Pancreatic stents for the prevention of post-endoscopic retrograde cholangiopancreatography pancreatitis should be inserted up to the pancreatic body or tail.World J Gastroenterol 2018; 24(22):2392-2399WJ
To investigate the location to which a pancreatic stent should be inserted to prevent post-endoscopic retrograde cholangiopancreatography (ERCP) pancreatitis (PEP).
Over a ten-year period at our hospital, 296 patients underwent their first ERCP procedure and had a pancreatic stent inserted; this study included 147 patients who had ERCP performed primarily for biliary investigation and had a pancreatic stent inserted to prevent PEP. We divided these patients into two groups: 131 patients with a stent inserted into the pancreatic head (head group) and 16 patients with a stent inserted up to the pancreatic body or tail (body/tail group). Patient characteristics and ERCP factors were compared between the groups.

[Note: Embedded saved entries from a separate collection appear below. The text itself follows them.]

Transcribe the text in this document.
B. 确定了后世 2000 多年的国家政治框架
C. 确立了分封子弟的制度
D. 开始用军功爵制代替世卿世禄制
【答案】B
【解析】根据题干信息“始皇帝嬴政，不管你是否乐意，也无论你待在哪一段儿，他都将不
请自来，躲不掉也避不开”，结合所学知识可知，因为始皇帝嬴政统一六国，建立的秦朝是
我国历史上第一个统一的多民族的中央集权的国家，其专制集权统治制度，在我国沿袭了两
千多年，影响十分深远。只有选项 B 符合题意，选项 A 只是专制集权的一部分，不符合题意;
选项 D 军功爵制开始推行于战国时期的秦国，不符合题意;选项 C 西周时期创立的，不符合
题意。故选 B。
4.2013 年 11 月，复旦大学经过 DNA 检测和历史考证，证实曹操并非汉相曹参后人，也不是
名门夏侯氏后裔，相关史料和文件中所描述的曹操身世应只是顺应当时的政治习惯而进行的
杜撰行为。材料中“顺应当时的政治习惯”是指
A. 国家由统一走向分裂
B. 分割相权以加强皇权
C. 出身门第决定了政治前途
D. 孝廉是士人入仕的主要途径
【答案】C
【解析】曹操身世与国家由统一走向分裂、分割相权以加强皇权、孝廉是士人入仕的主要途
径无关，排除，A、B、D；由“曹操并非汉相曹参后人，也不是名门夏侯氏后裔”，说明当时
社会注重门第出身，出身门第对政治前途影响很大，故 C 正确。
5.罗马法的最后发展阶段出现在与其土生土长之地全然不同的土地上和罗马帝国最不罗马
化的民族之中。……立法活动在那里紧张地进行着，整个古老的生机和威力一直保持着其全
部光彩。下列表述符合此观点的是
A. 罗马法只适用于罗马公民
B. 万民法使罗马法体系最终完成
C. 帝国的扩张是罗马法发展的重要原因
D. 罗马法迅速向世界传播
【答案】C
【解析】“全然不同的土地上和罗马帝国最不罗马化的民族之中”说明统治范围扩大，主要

Pancreatic amylase isoenzyme (p-AMY) levels in the head group were significantly higher than those in the body/tail group [138.5 (7.0-2086) vs 78.5 (5.0-1266.5), P = 0.03] [median (range)]. No cases of PEP were detected in the body/tail group [head group, 12 (9.2%)]. Of the risk factors for post-ERCP hyperamylasemia (≥ p-AMY median, 131 IU/L), procedure time ≥ 60 min [odds ratio (OR) 2.65, 95%CI: 1.17-6.02, P = 0.02) and stent insertion into the pancreatic head (OR 3.80, 95%CI: 1.12-12.9, P = 0.03) were identified as independent risk factors by multivariate analysis.
Stent insertion up to the pancreatic body or tail reduces the risk of post-ERCP hyperamylasemia and may reduce the risk of PEP.